No começo do século passado Einstein já desconfiava da existência de outras forças.
03 de maio de 2017

As 11 grandes descobertas da astronomia em 2016

Essa é a décima primeira reportagem transcrita da revista Superinteressante de dezembro/2016. Devido à importância dessas 11 descobertas da astronomia em 2016, encerramos essa série de reportagens, que mostra a importância da pesquisa científica para a astronomia, cujos resultados foram benéficos e registrados no ano de 2016.
No começo do século passado Einstein já desconfiava da existência de outras forças.

http://super.abril.com.br/ciencia/as-11-grandes-descobertas-da-astronomia-de-2016/

Ondas Gravitacionais
Por Ana Carolina Leonardi

Ondas Gravitacionais
Em novembro de 1915 Einstein apresentava ao mundo sua Teoria Geral da Relatividade. Seus insights sobre o Universo mudaram a física para sempre, mas levou um século para que uma de suas ideias fosse finalmente observada no mundo real.

A descoberta homérica deste ano fez exatamente isso: tirou Einstein do papel. O LIGO (Laser Interferometer Gravitational-Wave Observatory) confirmou, pela primeira vez na história, a existência de ondas gravitacionais.

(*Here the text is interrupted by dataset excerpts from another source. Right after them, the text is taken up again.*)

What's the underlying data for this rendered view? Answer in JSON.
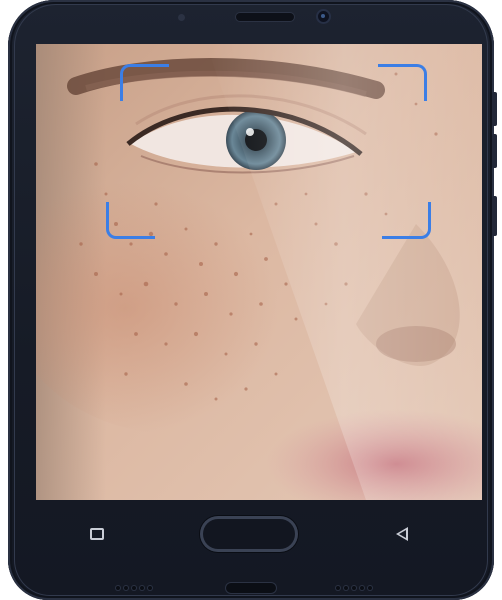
{
  "device": {
    "type": "smartphone",
    "color": "#1a1f2b",
    "accent_scan_color": "#3b7ee6"
  },
  "screen": {
    "content": "face-scan",
    "scan_frame_icon": "face-scan-frame-icon"
  },
  "navigation": {
    "recent_icon": "square-recent-apps-icon",
    "home_icon": "fingerprint-home-button",
    "back_icon": "triangle-back-icon"
  }
}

A existência hipotética desse fenômeno tão procurado se baseada na ideia de que todas as forças que conhecemos se manifestam através de algum tipo de onda. É só pensar no eletromagnetismo, que tem ondas de vários tipos – inclusive a luz.

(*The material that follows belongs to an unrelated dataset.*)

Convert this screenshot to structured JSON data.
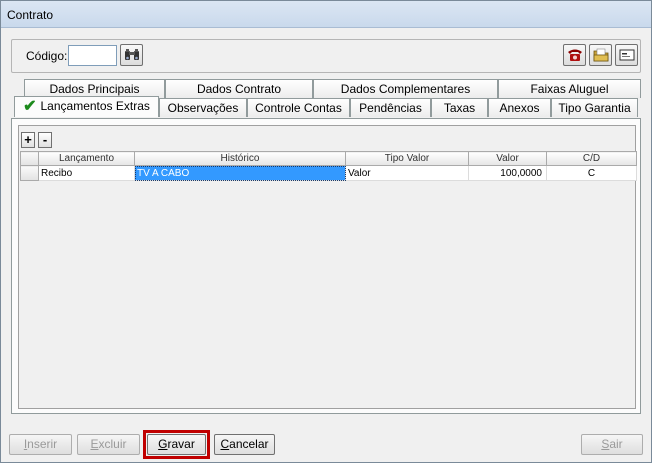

Suspeitava-se que grandes concentrações de massa se movimentando em alta velocidade resultariam em ondas gravitacionais, deformando a própria estrutura do espaço-tempo. Um cataclisma digno dessas condições era a colisão entre dois buracos negros – e foi assim que finalmente conseguimos encontrar essas ondas tão furtivas.

O encontro desses dois buracos negros teria acontecido a um bilhão de anos-luz daqui, mas só teria chegado à Terra em setembro de 2015. Bem a tempo inclusive: o LIGO tinha acabado de lançar um equipamento com um poder de detecção nunca visto antes. Seus dois laboratórios nos EUA tinham feixes de laser completamente isolados e uma série de equipamentos, calibrados segundo a Teoria da Relatividade para detectar qualquer interferência.
Como ondas gravitacionais deformam o espaço, seu efeito muda o comprimento do raio laser, alternando o padrão de interferência detectado pelos aparelhos. Os dois laboratórios do LIGO observaram, ao mesmo tempo, interferências de padrões idênticos nos seus lasers – e, só para garantir, ficaram 5 meses analisando os dados até anunciarem, em fevereiro deste ano, que as ondas gravitacionais são muito mais que ficção.
E parece que pegamos o jeito, porque, em junho, veio o anúncio de uma segunda detecção desse fenômeno, indicando que finalmente estamos aprendendo a “falar a língua” desse fenômeno. que pode nos ajudar a desvendar o Big Bang e um dos maiores mistérios do Universo, a matéria escura. O potencial das onda gravitacionais é tão grande que não é possível falar das maiores descobertas científicas em 2016 sem mencioná-las: muita coisa deu errado esse ano, mas a festa de aniversário dos 101 da Teoria da Relatividade não poderia ser mais animada.